Une frontière instable

Au milieu du XVIIe siècle, Termez subit régulièrement les conséquences des raids afghans et persans. Le khanat de Boukhara n’exerce plus qu’un contrôle indirect, laissant les tribus locales gérer la ville et ses environs.

1 Amir Timur : connu aussi comme Timurlang (Timur le boiteux), Tamerlan en français, fondateur de la Dynastie et de l’empire Timouride.

2 Transoxiane : région correspondant approximativement à l’Ouzbékistan, au Tadjikistan, au sud-ouest du Kazakhstan et au sud du Kirghizistan, située entre les fleuves Syr-Daria et Oxus (actuel Amou-Daria).

3 Soufisme : courant mystique de l’islam qui met l’accent sur la spiritualité, l’ascèse et la quête d’une relation directe avec Dieu.

4 Chaybanides : dynastie ouzbèke datant de 1429 à 1598, venant de la Horde d’or dans les steppes russes.

5 Ouzbeks : clan d’origine turco-mongole.

6 Khanat : royaume turc ou mongol, dirigé par un khan.

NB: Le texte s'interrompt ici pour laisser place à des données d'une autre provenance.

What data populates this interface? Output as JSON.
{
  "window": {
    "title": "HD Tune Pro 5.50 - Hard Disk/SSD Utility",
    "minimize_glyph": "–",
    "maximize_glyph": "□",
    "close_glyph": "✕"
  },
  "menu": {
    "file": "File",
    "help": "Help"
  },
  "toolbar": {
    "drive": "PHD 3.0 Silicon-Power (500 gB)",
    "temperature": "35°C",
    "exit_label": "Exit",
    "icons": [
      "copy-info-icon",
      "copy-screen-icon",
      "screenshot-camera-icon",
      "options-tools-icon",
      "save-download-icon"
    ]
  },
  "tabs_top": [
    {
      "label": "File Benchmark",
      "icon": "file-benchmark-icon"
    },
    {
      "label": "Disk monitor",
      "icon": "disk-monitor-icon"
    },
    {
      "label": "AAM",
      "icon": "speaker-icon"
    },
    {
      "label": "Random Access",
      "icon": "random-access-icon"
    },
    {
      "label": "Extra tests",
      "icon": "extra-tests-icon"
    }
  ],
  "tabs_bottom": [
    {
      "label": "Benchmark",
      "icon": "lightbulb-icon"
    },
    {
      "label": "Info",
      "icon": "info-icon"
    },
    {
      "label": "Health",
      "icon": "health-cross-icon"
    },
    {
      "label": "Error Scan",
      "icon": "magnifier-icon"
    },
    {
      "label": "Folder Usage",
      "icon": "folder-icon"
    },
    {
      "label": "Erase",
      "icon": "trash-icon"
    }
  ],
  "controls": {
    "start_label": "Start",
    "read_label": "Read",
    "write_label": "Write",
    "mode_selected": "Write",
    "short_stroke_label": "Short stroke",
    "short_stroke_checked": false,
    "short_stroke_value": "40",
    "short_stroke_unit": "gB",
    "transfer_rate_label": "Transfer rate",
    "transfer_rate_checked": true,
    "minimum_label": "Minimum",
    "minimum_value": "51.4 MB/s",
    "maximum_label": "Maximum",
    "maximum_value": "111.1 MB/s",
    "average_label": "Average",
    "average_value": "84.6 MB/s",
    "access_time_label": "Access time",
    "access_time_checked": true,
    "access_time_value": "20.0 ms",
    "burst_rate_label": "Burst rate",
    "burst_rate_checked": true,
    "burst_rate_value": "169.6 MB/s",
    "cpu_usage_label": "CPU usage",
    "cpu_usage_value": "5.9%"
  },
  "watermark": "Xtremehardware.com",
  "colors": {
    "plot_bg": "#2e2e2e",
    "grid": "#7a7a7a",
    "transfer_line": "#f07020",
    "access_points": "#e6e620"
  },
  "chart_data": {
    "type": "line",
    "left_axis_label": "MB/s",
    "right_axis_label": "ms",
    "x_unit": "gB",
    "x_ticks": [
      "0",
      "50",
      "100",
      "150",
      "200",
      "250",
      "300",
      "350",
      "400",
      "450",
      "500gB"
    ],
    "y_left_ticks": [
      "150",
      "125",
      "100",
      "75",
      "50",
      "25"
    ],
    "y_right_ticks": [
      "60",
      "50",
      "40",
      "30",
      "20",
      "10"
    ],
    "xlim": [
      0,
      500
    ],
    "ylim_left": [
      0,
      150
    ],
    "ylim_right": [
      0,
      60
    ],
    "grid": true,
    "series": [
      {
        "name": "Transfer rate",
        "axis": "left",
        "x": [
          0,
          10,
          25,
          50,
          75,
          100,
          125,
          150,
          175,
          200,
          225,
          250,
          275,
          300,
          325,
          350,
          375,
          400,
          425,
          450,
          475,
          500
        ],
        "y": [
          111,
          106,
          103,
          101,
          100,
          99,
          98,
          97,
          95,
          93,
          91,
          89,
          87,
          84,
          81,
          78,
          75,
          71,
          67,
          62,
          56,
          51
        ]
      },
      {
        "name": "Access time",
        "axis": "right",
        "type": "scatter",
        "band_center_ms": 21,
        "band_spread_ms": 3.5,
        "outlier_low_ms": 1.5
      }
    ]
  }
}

Du XIXe siècle au XXIe siècle, entre conquêtes guerre froide et renouveau

Conquête russe en Asie centrale – photo de 1902

L’envahisseur russe, gagnant du Grand Jeu 1

À partir des années 1850, l’Empire russe 2 entame son expansion en Asie centrale. Après la prise de Tachkent en 1865, les Russes avancent vers le sud, déterminés à contrôler la vallée de l’Amou-Daria ainsi que les routes menant à l’Afghanistan.

En 1868, à la suite de la défaite du khanat de Boukhara, Termez passe de facto sous influence russe.

La modernisation de Termez

Dans les années 1870, l’intérêt stratégique des Russes pour Termez se renforce. En 1897, une garnison y est construite, marquant la première modernisation de la ville depuis des siècles.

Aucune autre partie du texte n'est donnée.